J’étais une pauvre malheureuse, je subissais toutes les brimades parce que j’étais la plus vieille. Et grand-mère n’avait pas d’autre appui que moi. Et elle me disait dans les termes suivants « Lève-toi pauvre fille ! Voilà la pointe du jour. Il va être grand temps que nous allions à la côte. Car jusqu’à ce que nous arriverons, la mer sera basse. Il faudra nous dépêcher de ramasser des ormeaux et des berniques. Peut-être que nous aurons ce soir de quoi acheter du pain ».

Et je rentrais à la maison avec elle comme je pouvais parce que j’étais toute jeune. Et en plus, j’avais un furoncle énorme. Et je ne portais pas de culotte du tout. Inutile de vous dire ma misère. Et voilà crevé mon furoncle en chemin. Et j’avais fait encore mon tour avec mon panier plein de berniques pour les vendre. Et les semelles de mes sabots étaient usées. Et il tombait du crachin. Et j’avais peut-être quatorze ans. Et comme ça j’ai fait pendant tout le temps de ma jeunesse. Parce qu’à la maison il y avait des plus petits que moi qui ne pouvaient rapporter (de l’argent). Et il n’y avait pas de gain du tout.

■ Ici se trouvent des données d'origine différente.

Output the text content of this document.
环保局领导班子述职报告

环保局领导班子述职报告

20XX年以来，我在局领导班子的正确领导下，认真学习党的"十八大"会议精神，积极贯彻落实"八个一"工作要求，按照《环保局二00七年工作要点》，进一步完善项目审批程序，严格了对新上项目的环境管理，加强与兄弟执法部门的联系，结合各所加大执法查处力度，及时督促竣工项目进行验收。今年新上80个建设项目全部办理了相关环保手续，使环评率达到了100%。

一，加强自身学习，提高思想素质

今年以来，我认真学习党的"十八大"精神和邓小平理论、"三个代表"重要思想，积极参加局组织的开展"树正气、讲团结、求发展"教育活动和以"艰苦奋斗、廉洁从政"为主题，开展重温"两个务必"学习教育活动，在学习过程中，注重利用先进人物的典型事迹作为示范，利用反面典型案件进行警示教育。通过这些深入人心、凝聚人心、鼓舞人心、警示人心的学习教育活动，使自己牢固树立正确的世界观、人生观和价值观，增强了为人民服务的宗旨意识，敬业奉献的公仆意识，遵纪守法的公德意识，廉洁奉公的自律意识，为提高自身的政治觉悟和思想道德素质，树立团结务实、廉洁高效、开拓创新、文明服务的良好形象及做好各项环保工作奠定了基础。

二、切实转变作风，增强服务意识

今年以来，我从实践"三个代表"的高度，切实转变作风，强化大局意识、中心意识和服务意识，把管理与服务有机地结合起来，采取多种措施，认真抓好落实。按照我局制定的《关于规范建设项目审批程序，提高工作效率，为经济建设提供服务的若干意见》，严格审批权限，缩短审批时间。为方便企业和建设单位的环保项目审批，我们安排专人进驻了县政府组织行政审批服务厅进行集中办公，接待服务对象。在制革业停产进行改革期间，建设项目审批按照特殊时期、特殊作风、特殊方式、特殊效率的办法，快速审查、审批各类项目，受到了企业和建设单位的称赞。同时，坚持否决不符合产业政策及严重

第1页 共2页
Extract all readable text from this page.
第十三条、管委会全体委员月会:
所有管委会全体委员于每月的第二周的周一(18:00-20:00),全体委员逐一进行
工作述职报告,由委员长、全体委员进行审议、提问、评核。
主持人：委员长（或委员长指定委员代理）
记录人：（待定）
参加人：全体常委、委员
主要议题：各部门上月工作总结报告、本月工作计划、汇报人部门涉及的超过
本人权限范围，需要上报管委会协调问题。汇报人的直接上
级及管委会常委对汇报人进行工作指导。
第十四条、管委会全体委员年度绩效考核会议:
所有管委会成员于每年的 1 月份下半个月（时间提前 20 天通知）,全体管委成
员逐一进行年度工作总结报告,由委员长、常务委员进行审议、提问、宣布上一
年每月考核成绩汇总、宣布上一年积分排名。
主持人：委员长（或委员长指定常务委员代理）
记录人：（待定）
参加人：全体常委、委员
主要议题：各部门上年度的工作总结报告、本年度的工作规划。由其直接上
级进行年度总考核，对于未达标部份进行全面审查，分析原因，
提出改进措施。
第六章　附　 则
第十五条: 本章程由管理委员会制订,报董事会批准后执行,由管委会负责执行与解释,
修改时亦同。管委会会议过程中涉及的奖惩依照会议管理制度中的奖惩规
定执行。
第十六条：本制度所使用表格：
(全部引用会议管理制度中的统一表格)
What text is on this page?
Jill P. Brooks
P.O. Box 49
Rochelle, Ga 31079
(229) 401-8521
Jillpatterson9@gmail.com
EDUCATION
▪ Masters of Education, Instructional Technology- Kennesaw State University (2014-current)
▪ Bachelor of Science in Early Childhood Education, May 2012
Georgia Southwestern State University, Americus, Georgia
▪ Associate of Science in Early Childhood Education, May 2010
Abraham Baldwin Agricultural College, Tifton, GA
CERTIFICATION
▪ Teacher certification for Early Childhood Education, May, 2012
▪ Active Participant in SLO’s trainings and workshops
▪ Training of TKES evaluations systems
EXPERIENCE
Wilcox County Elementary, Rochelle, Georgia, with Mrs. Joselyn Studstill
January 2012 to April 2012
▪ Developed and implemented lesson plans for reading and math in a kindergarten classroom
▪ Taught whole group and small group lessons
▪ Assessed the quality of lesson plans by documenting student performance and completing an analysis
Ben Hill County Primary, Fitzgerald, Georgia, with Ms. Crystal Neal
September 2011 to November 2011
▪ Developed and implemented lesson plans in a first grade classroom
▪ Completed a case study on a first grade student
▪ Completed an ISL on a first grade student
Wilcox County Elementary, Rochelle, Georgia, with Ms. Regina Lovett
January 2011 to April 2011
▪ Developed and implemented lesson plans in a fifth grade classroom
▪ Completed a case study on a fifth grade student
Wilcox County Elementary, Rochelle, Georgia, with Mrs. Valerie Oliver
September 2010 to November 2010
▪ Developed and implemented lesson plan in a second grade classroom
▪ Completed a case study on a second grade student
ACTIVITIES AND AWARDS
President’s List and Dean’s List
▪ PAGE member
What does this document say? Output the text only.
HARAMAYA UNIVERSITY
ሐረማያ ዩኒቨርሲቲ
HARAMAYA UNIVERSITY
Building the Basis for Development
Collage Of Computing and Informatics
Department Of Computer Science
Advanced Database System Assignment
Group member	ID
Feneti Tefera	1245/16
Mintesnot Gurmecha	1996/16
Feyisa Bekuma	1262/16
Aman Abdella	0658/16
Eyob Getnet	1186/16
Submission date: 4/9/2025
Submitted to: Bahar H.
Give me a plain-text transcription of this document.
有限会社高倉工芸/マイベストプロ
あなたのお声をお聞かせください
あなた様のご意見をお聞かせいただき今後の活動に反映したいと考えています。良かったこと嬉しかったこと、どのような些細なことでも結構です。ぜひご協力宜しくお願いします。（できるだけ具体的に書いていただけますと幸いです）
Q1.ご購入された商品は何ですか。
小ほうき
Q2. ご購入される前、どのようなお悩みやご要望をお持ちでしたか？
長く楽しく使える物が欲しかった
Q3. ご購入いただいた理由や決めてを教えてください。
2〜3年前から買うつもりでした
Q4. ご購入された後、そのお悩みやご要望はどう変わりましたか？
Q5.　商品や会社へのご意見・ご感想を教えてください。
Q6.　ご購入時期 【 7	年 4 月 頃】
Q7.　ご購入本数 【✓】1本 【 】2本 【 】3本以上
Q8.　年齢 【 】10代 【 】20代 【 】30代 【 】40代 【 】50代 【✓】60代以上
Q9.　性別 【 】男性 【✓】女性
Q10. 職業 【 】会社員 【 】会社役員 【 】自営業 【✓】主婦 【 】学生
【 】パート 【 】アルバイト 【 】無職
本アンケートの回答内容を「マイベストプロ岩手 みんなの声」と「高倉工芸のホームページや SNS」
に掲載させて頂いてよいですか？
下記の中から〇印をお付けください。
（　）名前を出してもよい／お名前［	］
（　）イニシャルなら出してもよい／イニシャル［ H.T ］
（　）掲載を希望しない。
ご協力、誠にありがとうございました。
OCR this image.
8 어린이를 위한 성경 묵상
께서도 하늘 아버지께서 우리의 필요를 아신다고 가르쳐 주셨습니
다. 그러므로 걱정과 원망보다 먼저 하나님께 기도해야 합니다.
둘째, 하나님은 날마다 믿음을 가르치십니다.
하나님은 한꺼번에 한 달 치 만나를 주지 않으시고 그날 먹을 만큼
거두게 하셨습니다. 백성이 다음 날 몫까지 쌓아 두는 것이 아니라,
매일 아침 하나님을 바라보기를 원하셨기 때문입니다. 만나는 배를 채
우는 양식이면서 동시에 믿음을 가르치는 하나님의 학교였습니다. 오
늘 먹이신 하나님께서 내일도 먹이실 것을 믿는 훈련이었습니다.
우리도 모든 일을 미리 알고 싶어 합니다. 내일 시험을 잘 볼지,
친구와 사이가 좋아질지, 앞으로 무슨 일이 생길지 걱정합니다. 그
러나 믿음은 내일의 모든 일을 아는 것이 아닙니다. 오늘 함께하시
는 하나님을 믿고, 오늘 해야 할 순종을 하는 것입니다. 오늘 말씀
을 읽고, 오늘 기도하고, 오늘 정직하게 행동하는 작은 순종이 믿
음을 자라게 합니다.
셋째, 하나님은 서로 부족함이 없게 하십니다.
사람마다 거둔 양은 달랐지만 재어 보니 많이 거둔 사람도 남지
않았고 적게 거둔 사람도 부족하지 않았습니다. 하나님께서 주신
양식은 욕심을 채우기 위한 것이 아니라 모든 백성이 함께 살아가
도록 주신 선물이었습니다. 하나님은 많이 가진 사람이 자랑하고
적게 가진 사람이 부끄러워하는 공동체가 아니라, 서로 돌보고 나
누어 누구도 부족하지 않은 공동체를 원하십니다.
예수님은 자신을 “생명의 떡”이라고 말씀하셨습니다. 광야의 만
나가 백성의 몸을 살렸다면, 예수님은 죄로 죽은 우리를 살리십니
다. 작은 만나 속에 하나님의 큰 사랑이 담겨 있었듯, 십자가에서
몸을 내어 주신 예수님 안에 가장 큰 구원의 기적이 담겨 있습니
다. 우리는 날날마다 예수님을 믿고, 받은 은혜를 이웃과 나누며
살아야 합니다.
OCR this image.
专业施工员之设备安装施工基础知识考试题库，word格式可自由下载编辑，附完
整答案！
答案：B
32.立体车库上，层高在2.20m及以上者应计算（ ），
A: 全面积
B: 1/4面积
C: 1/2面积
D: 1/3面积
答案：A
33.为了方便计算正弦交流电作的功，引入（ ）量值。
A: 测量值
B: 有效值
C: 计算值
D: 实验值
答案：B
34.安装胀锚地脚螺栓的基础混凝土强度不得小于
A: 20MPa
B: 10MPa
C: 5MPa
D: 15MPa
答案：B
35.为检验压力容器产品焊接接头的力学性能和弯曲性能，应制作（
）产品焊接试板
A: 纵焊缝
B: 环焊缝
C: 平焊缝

Et quand j’avais fait le tour des villages pour vendre mon panier plein de berniques, j’avais quelquefois deux sous (6 francs de 1966), vingt réaux (5 francs), sept francs selon que je pouvais vendre, à deux sous le bol de berniques. Et inutile de vous dire combien c’était pénible d’aller de porte en porte comme en demandant l’aumône.

Et une fois nous voilà allées à Quehello, ma sœur était venue avec moi. Et il n’y avait plus beaucoup de berniques dans le panier. Et nous étions allées dans le village dans une maison, je ne dirais pas où. Et puis alors on lui avait dit (au propriétaire) « Voulez-vous des berniques ? », il avait dit « S’il y a plein un bol…il n’y a pas pour deux sous (le prix d’un bol plein) » avait dit l’homme. Et elle (sa sœur) avait dit comme un enfant »Prenez donc pour un sou et demi » Et ceux qui étaient dans la maison parce que sa femme était fournière ((Elle s’occupait du four du village qui servait aux habitants à cuire le pain) avaient crevé de rire de notre misère et de notre pauvreté. Parce qu’il avait dit à sa femme » Prends la hache ! Et le sou sera coupé pour donner un sou et demi à cette fille ». C’était se moquer de nous dans notre pauvreté !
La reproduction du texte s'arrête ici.